C’est moderne, c’est frais, et Margot Robbie et Ryan Gosling sont juste parfaits (et le reste du cast ne démérite pas)
Oh là là, Greta Gerwig, ce n’est pas Gus van sant non plus, faut pas pousser. Et même si Lady bird était tout à fait correct, on ne l’a pas attendu pour être la “référence du genre”.
Alors je ne suis pas un grand spécialiste du cinéma, ni des questions de société.
Juste que je suis ressorti assez mitigé, le film en lui-même est sympa. Il a des scènes de blabla trop longues sur des questions philosophique mais d’autres scènes sont vraiment bien comme la chanson de Ken.
Mon problème c’est que je ne suis pas sur d’avoir compris le message du film et je suis ressorti (sans vouloir spoiler) assez triste pour Ken.
Donc oui c’est juste Ken… et un scène m’a fait mal au cœur pour lui.
Le film met en avant les réussites de Barbie et remet en cause le patriarcat. On peut critiquer sans cesse ce modèle mais en fin de compte combien de Barbie on été acheté grâce à l’argent d’un père aimant?
Combien de femmes ont réussi à réaliser leurs rêves et à s’élever dans la société grace au travail et au soutient de ses parents et du père?
j’ai le sentiment que l’homme avec tous ses défauts on oublie aussi ses qualités et ce qu’il est prêt à donner pour voir sa famille heureuse, face à une Barbie indépendante, un homme effacé trop stupide que pour comprendre les enjeux et pouvoir apprendre l’espagnol.
Barbie finalement tu es indépendante mais n’oublie pas qui t’as payé tes études, maison, voiture, jet ski et garde robe.

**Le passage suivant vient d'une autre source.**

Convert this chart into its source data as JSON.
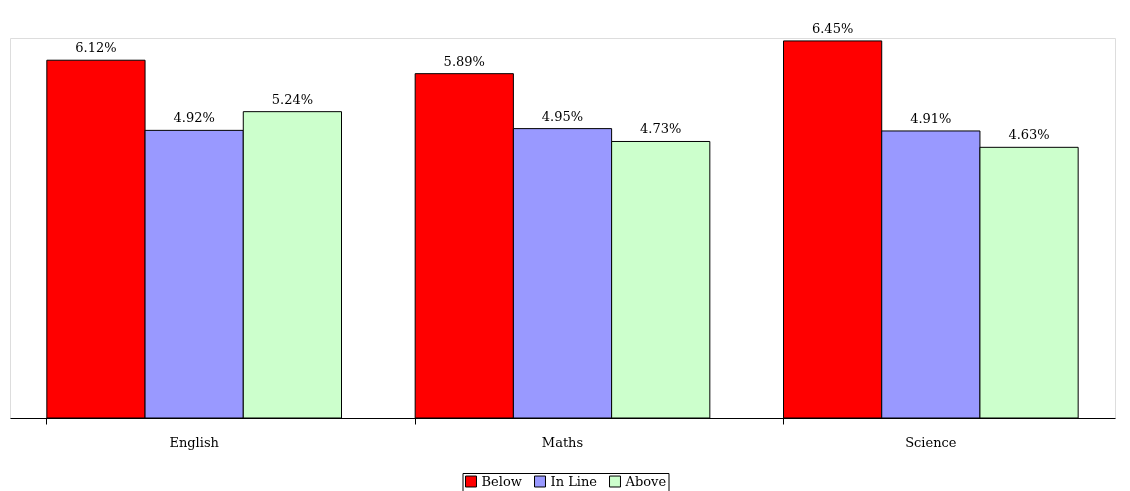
{
  "chart_data": {
    "type": "bar",
    "categories": [
      "English",
      "Maths",
      "Science"
    ],
    "series": [
      {
        "name": "Below",
        "color": "#ff0000",
        "values": [
          6.12,
          5.89,
          6.45
        ],
        "value_labels": [
          "6.12%",
          "5.89%",
          "6.45%"
        ]
      },
      {
        "name": "In Line",
        "color": "#9999ff",
        "values": [
          4.92,
          4.95,
          4.91
        ],
        "value_labels": [
          "4.92%",
          "4.95%",
          "4.91%"
        ]
      },
      {
        "name": "Above",
        "color": "#ccffcc",
        "values": [
          5.24,
          4.73,
          4.63
        ],
        "value_labels": [
          "5.24%",
          "4.73%",
          "4.63%"
        ]
      }
    ],
    "legend": "bottom",
    "grid": false
  }
}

Mais j’ai peut-être aussi rien compris au message du film.
Juste de la propagande néo-féministe sans aucun interêt comme toutes les dernières productions américaines.
Perso je ne regarde quasiment plus ce genre de production et me tourne vers le cinéma asiatique (coréen, chinois, japonais) qui véhicule des valeurs plus en phase avec le vrai monde, et qui a surtout la bonne idée d’être divertissant, pas un simple objet de progande idéologique.